Your search traffic will consist of natural traffic from high volume generic terms (those highly competitive terms which can be hard to rank for) and the longtail keywords which are very niche, each only providing a few visits but are easier to rank highly for, analysing your natural keywords will show that you have many different longtail keyword phrases which each only provide a small number of visits, but add up to a large proportion of your traffic.
The recent update was intended to give high quality sites better visibility in the serps for long tail queries and has been rigorously tested and will not be rolled back, according to Matt Cutts.
So what’s the impact to your website?

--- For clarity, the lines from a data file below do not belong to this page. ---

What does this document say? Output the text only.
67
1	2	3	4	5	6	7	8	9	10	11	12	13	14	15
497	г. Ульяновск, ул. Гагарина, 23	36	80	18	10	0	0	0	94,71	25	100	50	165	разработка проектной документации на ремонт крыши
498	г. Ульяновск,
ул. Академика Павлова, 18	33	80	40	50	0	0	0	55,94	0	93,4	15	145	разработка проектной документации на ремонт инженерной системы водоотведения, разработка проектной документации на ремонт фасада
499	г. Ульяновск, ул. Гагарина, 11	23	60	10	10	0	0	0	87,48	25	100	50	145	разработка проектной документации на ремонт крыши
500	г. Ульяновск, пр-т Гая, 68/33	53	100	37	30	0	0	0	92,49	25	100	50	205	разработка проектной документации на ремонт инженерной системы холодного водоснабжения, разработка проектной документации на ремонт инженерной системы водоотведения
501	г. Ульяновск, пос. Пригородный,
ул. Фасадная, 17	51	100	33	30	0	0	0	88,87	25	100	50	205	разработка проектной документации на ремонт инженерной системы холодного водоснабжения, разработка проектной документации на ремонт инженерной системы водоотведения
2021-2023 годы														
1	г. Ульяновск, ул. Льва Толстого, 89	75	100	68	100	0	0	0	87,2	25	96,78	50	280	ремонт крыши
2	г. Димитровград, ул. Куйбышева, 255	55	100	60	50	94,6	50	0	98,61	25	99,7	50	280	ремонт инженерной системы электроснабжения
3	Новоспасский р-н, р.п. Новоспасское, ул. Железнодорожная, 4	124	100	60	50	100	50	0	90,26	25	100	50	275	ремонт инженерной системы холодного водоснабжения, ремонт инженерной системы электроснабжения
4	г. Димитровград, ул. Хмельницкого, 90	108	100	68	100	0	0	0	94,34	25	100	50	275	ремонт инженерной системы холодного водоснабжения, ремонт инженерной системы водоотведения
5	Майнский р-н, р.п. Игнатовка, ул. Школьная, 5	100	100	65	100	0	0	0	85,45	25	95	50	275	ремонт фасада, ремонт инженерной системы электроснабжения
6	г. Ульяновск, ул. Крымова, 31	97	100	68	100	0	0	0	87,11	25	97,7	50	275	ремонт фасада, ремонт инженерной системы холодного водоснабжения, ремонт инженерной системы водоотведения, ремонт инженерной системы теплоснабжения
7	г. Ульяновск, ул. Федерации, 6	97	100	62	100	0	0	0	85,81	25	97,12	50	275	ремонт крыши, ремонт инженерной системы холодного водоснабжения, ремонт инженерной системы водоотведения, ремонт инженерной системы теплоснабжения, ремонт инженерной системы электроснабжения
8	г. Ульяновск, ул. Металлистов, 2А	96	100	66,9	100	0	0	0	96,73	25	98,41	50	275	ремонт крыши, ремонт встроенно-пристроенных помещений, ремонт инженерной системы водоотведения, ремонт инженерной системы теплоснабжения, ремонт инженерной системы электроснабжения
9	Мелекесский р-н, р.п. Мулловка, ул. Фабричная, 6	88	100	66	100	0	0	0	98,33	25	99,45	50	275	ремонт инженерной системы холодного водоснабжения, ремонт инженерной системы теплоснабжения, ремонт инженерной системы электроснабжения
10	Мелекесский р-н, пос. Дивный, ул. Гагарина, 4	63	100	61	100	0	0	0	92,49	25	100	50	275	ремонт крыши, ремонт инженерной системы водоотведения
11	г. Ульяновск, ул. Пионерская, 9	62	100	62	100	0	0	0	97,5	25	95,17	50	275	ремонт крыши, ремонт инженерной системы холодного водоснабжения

Well your pages which were ranked well for the longtail terms, may have seen a drop in position, with new pages for competitors appearing the serps pushing your visibility down and therefore affecting the volume of natural traffic received.
The sites that appear to have been affected the most by this update are large e-commerce sites, (think Amazon) with product or item pages which have a small inbound link ratio, usually more than three clicks away from the homepage and have little content on them.
How do you know if you have been affected? Analysis your longtail keywords to see which niche phrases were driving similar amounts of natural traffic to site on a monthly basis before and after the may day update, (or converting well) if you are seeing less traffic or conversions from these niche keywords then you may have been affected.
Another way of measuring the impact is too look at the number of natural visits and the number of keywords which drove those visits, if you are now seeing less keywords driving natural to your site, but the generic volume terms are still performing well and seasonality is not an issue, then you can safely assume the longtail keywords have taken a hit.
How do you reverse this? Again content and your websites authority are key to combating the effects of this update but so are looking at your site structure and in-bound link strategy.
Three steps to combating the Mayday update:
- Ensure your “item” and “product” pages have as much unique content on them as possible – which in turn will encourage in-bound links.
- Can your site structure be amended to bring these pages within fewer clicks of the homepage?
- Devise a content strategy to become the authority on your product/service/industry.
Continual analysis of your natural traffic and conversions from longtail keywords will allow you to measure the impact of the above actions.